Executive Brian Marwood could follow the QPR-bound technical director out of the club as Abu Dhabi powerbrokers clear the decks for a shake-up of backroom operations
By Wayne Veysey | Chief Correspondent
Even by Manchester City standards, it has been a chaotic few weeks.
A season-long title challenge had almost died a painful death before being given a midweek kiss of life by Wigan Athletic. Rumours of dressing-room unrest are rife while Roberto Mancini’s future could hinge on the final five results of a campaign that promised so much but might eventually deliver nothing.
Behind the scenes the club is also a hive of activity. Goal.com has learned that City are making preparations for a root-and-branch restructure of backroom operations, which could have repercussions for the executive, management, commercial and recruitment arms of the club.
It is understood that technical director Mike Rigg, who resigned eight days ago, will join QPR at the end of the season to head up the London club’s recruitment team and overhaul their scouting strategy.
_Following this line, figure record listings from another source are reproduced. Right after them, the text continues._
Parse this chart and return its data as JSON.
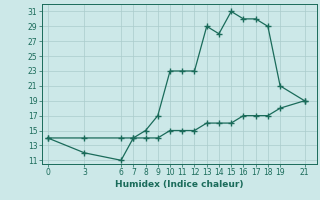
{
  "xlabel": "Humidex (Indice chaleur)",
  "ylabel": "",
  "bg_color": "#cce8e8",
  "grid_color": "#aacccc",
  "line_color": "#1a6b5a",
  "xticks": [
    0,
    3,
    6,
    7,
    8,
    9,
    10,
    11,
    12,
    13,
    14,
    15,
    16,
    17,
    18,
    19,
    21
  ],
  "yticks": [
    11,
    13,
    15,
    17,
    19,
    21,
    23,
    25,
    27,
    29,
    31
  ],
  "xlim": [
    -0.5,
    22
  ],
  "ylim": [
    10.5,
    32
  ],
  "curve1_x": [
    0,
    3,
    6,
    7,
    8,
    9,
    10,
    11,
    12,
    13,
    14,
    15,
    16,
    17,
    18,
    19,
    21
  ],
  "curve1_y": [
    14,
    12,
    11,
    14,
    15,
    17,
    23,
    23,
    23,
    29,
    28,
    31,
    30,
    30,
    29,
    21,
    19
  ],
  "curve2_x": [
    0,
    3,
    6,
    7,
    8,
    9,
    10,
    11,
    12,
    13,
    14,
    15,
    16,
    17,
    18,
    19,
    21
  ],
  "curve2_y": [
    14,
    14,
    14,
    14,
    14,
    14,
    15,
    15,
    15,
    16,
    16,
    16,
    17,
    17,
    17,
    18,
    19
  ],
  "marker": "+",
  "markersize": 4,
  "linewidth": 0.9,
  "tick_fontsize": 5.5,
  "xlabel_fontsize": 6.5
}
Rigg will re-establish a relationship with Mark Hughes, who brought him to City in 2008 after they worked in tandem at Blackburn Rovers.
It is likely that Rigg anticipated the wind of change. As revealed by Goal.com in January, former Barcelona vice-president Ferran Soriano and Txiki Begiristain, the ex-Nou Camp dealmaker, were lined up earlier this year as an executive dream team to take on the chief executive and director of football roles.
Nevertheless, Rigg’s departure next month opens up two senior roles which are crucial to the club’s summer transfer market strategy.
The chief executive post has been vacant since Garry Cook resigned last September following an embarrassing email leak, although it has been filled on a temporary basis since then by John MacBeath.
Unless there has been a re-think from City’s Abu Dhabi owners, Soriano and Begiristain would appear to be direct replacements for Cook and Rigg.
Both are well connected, have wide experience of football’s corridors of powers and played central roles in Barcelona’s rise into the most successful and second-highest earning in the world.
It would be regarded as a huge statement by City if Abu Dhabi give the green light to the former Barcelona pair as a leading Premier League club has never before been run by executives with impeccable European credentials.
The review of City’s operations emanates from the club’s powerbrokers and is believed to be independent of the near-collapse of the team’s title bid.
Rigg is one of the five members of the club’s transfer review panel, which is headed by chairman Khaldoon Al Mubarak and also includes manager Mancini, his No.2 David Platt and Brian Marwood, the most senior football administrator at the club.
|"Questions have been asked at the top of the club about City's recruitment strategy and there are whispers in the corridors at the Etihad Stadium that Brian Marwood is now vulnerable"|
Questions have been asked at the top of the club about City’s recruitment strategy. Rigg took credit for lining up Vincent Kompany and Nigel de Jong but he was also heavily involved in hiring Mario Balotelli, Edin Dzeko and Aleksandar Kolarov, who have all enjoyed only modest success.
There are whispers in the corridors of the Etihad Stadium that Marwood, Cook’s close ally from their Nike days and a key figure in one of the most lavish recruitment drives in football history over the last three years, is now vulnerable.
Marwood’s experience of football business was crucial to getting the Abu Dhabi project off the ground at a time when the powerbrokers were on a steep learning curve but his role has been squeezed since Cook’s departure.
He is also believed to have a strained working relationship with Mancini, with the pair frequently at odds over how to refurbish the playing squad while satisfying the requirements of Uefa’s financial fair play regulations.
Although Marwood sat alongside Mancini on the recent Eden Hazard scouting mission, his role is mainly restricted to opening dialogue with other clubs over potential targets rather than cherry-picking players or finalising deals. The monies for all the major transfers have to be sanctioned by Al Mubarak.
The commercial and marketing departments could also be restructured as City attempt to generate greater revenues. Whether the management team suffer the same fate remains to be seen.
Mancini’s position will be dictated not only by the final five matches of the season but the availability of Jose Mourinho, who is regarded by the club’s top brass as the stand-out candidate to replace the Italian should he be deemed to have failed. Borussia Dortmund’s Jurgen Klopp has also attracted attention in Abu Dhabi for his achievement in leading the club to the verge of a second consecutive Bundesliga title.
At the moment the signs are that it is business as usual for Mancini and his backroom team. Platt flew out to Portugal earlier this week to scout Benfica duo Javi Garcia and Axel Witsel, while Mancini is in regular contact with the club’s high command about summer incomings and outgoings.
At the end of the two previous seasons, Mancini has flown out to Abu Dhabi to personally brief Sheikh Mansour and Al Mubarak on City’s progress.
If he is not asked to do the same next month, the likelihood is that another senior role will become vacant.